Don’t let this heat stop you from enjoying a scrumptious morsel. This sandwich is the perfect balance on balmy days.
If I had to choose one thing to have as my final meal it would have to be a ciabatta loaf, straight from the oven. Sliced thickly, rubbed with a clove of garlic then drizzled with first cold-pressed extra virgin olive oil. I’ve been going a bit nuts with bread this week on Smiling Chef and it’s probably because I’m in love with the stuff. Today I’ve got another winner in the form of an open sandwich which magically came into being as I was making a salad for dinner one night. I was peeling some asparagus and cucumbers when A Piece of Shortcake came into the kitchen to “help” [stare hungrily at the food]. Our conversation went something like this:
APoS: “What are you doing?”
BtSC: “Making dinner.”
APoS: “What are you gonna do with the asparagus?”
BtSC: “Peel it and some cucumber, then add some cashews.”
[At that moment we had that brain sync that twins tend to have; we really are twins separated by three years]:
APoS: “You should toast some bread…”
BtSC: “I was just thinking that.”
APoS: “Nah, you took my idea.”
BtSC: “Ahem, I’m the one doing the cooking.”

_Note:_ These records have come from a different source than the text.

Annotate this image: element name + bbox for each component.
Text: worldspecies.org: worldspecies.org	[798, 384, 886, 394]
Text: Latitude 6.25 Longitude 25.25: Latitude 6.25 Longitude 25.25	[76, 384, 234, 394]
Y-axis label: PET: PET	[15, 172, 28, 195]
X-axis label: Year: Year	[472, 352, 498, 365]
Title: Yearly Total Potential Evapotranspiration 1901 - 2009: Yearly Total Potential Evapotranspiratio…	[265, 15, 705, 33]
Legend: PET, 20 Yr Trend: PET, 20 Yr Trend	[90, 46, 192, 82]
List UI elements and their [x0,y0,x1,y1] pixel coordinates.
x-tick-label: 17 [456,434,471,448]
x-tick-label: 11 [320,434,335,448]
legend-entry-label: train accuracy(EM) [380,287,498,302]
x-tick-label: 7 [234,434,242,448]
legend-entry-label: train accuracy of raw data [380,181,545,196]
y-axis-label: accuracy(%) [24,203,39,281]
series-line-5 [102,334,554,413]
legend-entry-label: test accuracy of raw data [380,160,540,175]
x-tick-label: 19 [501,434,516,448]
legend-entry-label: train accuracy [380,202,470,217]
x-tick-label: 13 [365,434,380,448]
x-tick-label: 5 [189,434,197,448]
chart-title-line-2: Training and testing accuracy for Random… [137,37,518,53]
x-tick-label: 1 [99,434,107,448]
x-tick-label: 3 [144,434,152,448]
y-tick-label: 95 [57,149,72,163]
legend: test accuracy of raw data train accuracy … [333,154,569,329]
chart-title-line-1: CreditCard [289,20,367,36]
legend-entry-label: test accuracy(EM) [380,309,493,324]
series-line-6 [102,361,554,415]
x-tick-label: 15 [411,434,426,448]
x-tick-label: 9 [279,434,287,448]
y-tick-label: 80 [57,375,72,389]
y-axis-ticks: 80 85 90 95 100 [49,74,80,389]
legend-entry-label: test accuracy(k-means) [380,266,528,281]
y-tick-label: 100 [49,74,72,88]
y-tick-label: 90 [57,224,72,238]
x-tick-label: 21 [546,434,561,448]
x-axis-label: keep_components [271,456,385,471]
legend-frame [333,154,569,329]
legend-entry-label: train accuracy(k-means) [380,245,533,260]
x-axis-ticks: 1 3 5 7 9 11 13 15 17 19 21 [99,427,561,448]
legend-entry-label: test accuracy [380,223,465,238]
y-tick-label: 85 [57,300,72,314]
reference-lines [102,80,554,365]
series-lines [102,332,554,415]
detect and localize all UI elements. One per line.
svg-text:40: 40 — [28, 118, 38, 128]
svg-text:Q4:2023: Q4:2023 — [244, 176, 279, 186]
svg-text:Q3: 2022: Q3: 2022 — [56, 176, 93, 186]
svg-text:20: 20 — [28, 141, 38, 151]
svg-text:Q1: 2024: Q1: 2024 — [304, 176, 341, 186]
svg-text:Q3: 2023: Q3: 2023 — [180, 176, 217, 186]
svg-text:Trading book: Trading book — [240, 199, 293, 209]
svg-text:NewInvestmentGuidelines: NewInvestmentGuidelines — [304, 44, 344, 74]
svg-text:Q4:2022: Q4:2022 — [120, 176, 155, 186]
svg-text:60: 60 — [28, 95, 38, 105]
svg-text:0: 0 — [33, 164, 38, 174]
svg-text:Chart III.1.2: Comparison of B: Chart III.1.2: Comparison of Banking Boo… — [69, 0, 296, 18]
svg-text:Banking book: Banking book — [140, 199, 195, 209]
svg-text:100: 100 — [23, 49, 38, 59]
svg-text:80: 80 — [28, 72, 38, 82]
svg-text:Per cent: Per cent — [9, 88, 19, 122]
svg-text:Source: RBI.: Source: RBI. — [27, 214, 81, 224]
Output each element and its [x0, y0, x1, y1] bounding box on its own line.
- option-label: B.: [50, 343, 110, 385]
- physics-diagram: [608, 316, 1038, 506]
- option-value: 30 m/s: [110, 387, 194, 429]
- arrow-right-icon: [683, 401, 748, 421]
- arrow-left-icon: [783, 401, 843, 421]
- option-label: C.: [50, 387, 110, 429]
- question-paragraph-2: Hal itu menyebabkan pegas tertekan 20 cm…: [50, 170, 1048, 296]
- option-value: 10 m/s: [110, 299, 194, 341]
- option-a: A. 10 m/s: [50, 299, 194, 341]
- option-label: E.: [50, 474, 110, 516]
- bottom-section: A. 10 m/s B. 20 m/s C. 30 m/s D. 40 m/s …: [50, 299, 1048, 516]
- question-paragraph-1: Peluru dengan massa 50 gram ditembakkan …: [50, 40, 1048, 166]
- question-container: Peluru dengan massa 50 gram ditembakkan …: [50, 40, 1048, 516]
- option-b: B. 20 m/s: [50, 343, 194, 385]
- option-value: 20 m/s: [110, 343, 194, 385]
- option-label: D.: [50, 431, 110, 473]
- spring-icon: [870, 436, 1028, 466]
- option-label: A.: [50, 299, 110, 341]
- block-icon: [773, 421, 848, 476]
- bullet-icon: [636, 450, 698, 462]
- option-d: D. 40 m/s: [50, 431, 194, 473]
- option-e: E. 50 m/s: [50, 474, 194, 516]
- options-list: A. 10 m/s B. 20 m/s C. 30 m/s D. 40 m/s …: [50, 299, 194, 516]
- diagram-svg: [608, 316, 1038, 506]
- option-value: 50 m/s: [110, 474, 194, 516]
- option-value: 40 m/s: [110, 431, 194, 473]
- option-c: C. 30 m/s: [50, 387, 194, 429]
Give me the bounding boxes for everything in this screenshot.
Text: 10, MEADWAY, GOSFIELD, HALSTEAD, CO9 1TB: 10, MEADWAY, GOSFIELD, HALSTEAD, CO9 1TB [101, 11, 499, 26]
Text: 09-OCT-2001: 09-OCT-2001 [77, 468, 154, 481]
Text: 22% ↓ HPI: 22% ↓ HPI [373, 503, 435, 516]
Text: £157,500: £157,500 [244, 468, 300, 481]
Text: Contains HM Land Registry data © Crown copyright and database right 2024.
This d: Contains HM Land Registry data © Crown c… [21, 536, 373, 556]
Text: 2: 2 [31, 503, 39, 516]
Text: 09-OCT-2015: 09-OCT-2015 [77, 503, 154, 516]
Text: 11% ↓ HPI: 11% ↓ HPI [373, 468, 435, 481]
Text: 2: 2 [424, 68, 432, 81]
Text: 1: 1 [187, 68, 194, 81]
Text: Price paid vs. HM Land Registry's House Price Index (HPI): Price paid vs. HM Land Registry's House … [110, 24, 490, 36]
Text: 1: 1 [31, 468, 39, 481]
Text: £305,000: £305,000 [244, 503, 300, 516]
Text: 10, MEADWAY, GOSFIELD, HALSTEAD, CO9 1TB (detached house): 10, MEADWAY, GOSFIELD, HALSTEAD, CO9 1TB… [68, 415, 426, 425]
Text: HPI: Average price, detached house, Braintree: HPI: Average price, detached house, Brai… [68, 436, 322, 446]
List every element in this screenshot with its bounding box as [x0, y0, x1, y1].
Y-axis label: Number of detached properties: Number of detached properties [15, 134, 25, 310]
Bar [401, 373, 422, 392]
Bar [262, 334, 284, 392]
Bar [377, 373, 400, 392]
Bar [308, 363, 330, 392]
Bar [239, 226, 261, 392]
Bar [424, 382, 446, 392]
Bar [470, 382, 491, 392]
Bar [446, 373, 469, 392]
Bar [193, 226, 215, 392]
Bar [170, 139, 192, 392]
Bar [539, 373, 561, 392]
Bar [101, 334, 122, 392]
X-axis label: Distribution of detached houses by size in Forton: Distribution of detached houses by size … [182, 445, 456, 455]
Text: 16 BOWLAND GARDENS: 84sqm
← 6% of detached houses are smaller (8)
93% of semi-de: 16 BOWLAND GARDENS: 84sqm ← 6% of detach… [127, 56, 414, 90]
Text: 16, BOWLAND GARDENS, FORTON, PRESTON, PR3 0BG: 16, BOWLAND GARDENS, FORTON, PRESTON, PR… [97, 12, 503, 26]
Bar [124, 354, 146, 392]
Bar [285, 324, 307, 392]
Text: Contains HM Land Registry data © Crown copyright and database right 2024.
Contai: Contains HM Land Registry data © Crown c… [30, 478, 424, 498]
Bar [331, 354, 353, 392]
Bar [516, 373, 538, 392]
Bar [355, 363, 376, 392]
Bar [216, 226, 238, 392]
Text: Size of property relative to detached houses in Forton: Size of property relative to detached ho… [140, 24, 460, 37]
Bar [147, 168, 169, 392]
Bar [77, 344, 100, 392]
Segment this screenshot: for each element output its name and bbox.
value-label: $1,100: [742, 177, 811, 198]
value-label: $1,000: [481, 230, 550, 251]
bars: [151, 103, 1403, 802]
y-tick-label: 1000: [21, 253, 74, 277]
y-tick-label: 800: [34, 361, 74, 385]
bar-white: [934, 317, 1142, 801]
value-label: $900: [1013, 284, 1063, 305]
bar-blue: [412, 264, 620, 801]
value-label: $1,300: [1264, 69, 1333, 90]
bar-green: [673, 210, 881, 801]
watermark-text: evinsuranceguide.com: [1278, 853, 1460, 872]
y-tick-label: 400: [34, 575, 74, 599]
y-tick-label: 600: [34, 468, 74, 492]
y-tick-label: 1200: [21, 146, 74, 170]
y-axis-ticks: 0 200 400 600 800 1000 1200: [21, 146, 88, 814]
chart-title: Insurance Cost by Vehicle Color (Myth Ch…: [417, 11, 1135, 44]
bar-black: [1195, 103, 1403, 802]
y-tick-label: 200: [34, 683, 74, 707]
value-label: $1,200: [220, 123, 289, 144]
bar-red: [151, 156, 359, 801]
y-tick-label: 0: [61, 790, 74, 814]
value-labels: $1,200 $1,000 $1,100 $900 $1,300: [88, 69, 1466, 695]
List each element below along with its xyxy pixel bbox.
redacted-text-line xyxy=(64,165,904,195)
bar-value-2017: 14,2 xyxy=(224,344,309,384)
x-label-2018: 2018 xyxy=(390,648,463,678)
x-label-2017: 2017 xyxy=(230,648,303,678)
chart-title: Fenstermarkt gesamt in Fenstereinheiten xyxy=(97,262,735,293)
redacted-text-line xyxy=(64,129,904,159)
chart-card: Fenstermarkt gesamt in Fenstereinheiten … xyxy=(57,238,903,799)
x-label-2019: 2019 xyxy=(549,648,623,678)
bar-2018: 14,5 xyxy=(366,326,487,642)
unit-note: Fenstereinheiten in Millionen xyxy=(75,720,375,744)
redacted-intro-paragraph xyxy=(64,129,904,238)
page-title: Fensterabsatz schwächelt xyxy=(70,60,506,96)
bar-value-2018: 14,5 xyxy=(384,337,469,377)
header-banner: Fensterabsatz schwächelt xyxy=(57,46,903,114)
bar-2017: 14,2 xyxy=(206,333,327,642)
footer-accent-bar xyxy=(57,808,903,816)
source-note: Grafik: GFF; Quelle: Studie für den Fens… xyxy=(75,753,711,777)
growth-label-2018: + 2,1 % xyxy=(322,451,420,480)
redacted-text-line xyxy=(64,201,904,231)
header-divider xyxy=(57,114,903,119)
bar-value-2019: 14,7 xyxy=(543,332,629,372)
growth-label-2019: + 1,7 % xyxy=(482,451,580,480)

[And so began our typical sibling rival battle, until…]
APoS: “Fine but you have to mention me in the post.”
[To which I replied…]
BtSC: “Yeah, as if.” [But of course I was going to mention her]
Prep Time 10 mins | Cooking Time 2 mins | Serves 4
- 1 bunch asparagus, washed, dried
- 2 Lebanese cucumbers, washed, dried
- 200g raw cashews (or roasted)
- 8 slices ciabatta (or other traditional bread)
- 1 clove garlic
- Olive Oil
- Balsamic Vinegar
Peel the veggies: Trim about 2 cm off the end of the asparagus bunch. Place a single asparagus stem flat on a chopping board. Run a vegetable peeler along its length which will produce a ribbon of asparagus. Repeat for the remaining asparagus and the cucumbers. Place the veggies into a large bowl with the cashews and dress with the balsamic vinegar and olive oil, salt and pepper according to taste. Set aside
Toast the bread: Using a toaster or in a frying pan over medium heat until cooked to your liking. Slice the clove of garlic in half and rub the warm bread with the cut side. The bread will be infused with a garlic aroma.
Assemble the sandwich: Place two slices of bread per person onto a serving plate. Drizzle with some olive oil. Divide the salad among the plates, arranging it decoratively on the bread. Serve.
If you like you can serve this sandwich with slices of good quality ham or cooked bacon or prosciutto. As with all meats make sure that you have sourced it responsibly, choosing a producer and butcher that supports sustainable practises.